As a 19-year-old rifleman from Los Angeles with 1st Battalion, 1st Marines, he pulled many ambush patrols during a yearlong tour in Vietnam from 1969 to 1970. He was awarded a Navy Commendation Medal for risking his life to shoot and kill an enemy soldier in a cave who refused to surrender.
“When I came back, I knew I had a problem right away,” he said, describing his after-service problems with drugs and alcohol and his two-decade battle with the VA over disability compensation.
Without the support groups, “you’re going to have a lot of veterans in a lot of deep problems,” Nogales said. “The suicide rate is up anyway and I tell you some of these guys do not get out of their rooms all day long except to go to these classes. They stay cooped up in their rooms almost the whole time.”

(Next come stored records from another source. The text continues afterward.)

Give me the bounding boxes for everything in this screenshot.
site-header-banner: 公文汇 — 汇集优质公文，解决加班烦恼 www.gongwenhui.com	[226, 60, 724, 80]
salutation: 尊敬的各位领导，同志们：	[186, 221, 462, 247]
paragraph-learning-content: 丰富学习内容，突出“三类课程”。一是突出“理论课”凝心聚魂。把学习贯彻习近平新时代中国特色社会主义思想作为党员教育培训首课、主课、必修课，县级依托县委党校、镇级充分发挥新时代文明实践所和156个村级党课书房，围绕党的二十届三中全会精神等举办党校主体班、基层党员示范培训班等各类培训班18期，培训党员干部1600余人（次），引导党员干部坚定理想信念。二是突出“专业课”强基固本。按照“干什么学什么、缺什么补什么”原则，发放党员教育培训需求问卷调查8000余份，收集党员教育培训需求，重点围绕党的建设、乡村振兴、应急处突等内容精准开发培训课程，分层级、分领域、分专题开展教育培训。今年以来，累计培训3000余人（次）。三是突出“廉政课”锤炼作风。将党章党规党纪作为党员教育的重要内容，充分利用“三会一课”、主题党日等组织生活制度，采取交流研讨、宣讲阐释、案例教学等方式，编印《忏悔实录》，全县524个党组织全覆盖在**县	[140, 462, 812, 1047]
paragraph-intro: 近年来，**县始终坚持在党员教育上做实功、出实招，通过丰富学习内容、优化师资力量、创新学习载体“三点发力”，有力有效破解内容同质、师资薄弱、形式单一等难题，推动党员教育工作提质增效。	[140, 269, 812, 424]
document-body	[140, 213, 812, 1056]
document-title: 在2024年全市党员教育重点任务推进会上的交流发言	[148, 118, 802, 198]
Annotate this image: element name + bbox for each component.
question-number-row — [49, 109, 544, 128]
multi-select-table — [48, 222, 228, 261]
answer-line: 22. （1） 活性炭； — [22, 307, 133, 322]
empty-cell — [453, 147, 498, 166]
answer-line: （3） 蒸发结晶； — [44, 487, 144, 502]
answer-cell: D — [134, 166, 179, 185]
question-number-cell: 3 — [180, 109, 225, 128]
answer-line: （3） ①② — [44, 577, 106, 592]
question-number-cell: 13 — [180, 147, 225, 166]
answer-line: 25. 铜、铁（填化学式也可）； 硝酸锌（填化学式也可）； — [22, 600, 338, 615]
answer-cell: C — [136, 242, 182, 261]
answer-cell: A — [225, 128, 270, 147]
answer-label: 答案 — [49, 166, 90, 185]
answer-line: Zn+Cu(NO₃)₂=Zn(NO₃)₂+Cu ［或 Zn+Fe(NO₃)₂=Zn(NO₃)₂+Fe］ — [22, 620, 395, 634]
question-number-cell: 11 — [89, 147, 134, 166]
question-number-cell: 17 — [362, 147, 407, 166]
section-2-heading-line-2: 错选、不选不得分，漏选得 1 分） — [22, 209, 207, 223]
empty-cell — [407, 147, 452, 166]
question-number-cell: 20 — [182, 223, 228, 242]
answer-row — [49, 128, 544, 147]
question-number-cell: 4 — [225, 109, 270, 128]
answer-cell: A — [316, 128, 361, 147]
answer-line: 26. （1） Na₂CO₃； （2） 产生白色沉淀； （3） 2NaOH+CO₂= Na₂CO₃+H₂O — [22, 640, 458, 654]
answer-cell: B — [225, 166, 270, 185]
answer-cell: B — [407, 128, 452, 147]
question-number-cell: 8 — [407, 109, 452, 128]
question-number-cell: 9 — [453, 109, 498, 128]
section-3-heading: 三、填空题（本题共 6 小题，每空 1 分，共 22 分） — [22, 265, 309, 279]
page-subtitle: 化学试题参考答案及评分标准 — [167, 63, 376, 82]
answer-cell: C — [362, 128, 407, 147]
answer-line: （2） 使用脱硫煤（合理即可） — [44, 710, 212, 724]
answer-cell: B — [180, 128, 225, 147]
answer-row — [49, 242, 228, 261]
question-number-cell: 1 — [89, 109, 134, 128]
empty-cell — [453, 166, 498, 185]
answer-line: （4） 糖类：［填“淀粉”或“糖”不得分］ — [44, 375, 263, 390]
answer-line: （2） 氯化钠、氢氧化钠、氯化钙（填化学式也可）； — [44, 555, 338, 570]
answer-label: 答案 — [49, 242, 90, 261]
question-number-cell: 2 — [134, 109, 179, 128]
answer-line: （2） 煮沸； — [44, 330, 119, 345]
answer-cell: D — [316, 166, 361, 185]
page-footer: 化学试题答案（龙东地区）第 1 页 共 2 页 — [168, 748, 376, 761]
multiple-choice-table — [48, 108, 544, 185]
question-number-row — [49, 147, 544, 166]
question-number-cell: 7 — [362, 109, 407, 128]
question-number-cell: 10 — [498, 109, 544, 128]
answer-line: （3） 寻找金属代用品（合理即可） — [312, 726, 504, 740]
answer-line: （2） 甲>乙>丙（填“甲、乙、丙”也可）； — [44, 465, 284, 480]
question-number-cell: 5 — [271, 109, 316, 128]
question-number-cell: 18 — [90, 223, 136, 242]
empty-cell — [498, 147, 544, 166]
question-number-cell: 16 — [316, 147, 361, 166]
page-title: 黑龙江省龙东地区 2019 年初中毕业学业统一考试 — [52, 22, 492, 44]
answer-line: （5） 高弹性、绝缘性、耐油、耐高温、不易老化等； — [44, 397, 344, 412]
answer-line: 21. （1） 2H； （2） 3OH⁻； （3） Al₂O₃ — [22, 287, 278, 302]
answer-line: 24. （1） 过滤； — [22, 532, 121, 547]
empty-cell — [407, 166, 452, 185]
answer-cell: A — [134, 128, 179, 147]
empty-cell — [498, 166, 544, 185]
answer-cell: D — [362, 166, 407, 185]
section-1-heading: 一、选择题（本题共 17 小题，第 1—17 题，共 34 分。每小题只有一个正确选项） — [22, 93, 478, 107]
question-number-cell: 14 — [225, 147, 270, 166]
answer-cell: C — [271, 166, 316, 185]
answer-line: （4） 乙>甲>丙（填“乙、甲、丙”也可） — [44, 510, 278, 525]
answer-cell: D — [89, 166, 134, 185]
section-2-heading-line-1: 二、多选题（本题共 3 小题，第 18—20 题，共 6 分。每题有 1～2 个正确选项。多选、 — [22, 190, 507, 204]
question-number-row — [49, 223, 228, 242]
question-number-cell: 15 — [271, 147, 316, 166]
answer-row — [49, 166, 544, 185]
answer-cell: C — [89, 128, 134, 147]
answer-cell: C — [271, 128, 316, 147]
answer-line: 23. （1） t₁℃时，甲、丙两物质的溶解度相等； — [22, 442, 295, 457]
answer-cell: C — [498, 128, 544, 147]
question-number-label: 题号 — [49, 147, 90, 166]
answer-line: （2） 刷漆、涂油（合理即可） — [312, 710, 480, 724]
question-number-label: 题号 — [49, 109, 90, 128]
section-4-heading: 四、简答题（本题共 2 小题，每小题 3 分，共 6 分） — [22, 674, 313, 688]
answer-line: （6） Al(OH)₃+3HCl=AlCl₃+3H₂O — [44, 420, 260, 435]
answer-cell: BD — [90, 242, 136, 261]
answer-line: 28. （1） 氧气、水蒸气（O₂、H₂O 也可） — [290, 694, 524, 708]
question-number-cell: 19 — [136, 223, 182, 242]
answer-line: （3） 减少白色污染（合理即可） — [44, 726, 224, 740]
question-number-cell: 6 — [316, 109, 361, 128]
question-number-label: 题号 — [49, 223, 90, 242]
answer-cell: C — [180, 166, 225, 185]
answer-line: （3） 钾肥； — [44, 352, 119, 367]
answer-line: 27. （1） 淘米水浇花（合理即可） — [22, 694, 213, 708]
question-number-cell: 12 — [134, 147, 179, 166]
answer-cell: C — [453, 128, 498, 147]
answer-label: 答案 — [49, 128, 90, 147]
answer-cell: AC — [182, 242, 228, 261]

In an email to the Review-Journal last week, Nogales wrote that the “Las Vegas VA plans to end PTSD support groups by the end of the year. This is only happening in Nevada. When we asked why they told us we were done and to seek help elsewhere.”
When the Review-Journal sent emails to Rep. Dina Titus, D-Nev., a member of the House Veterans Affairs Committee, and spokesmen for the VA Southern Nevada Healthcare System, the VA Reno benefits office and the VA Western region office in Los Angeles asking if this was true, a member of Titus’ staff fielded the Sept. 4 query but none of the VA spokesmen responded.
Late Wednesday, Titus’ spokeswoman Caitlin Teare said the congresswoman’s staff is still seeking answers from the local VA officials. She released a statement, however, saying, “Our office reached out to the VA on this issue and was assured that all veterans will have access to PTSD care. It is important that the VA keeps veterans fully informed of all the options for care that are available to them.”
“The Congresswoman’s top priority is ensuring that Southern Nevada’s veterans have access to the quality care they need and deserve,” the statement reads.
Similarly Nogales asked U.S. Senate Majority Leader Harry Reid, D-Nev., to look into the matter. In an email reply on Sept. 5, Reid wrote that he contacted the Department of Veterans Affairs “and have brought this action to the attention of appropriate officials. They have been asked to review your letter and provide a written response.”
Nogales said out-of-state combat veterans have told him their VA-sponsored PTSD support groups are still in place. “Their programs are going on. They’re not changing at all.”
Asked why he thinks his PTSD support group is being disbanded, Nogales said, “I think the administration doesn’t want to pay our travel pay and I think it’s all about their bonuses to tell you the truth.”
He receives about $15 for making a round trip to sessions at the VA Medical Center minus $6 deductions for each of the first three visits.
He said he would be open to joining a PTSD support group with post-9/11 veterans. “That doesn’t bother me at all. If we can help the younger generation, that’s even better.”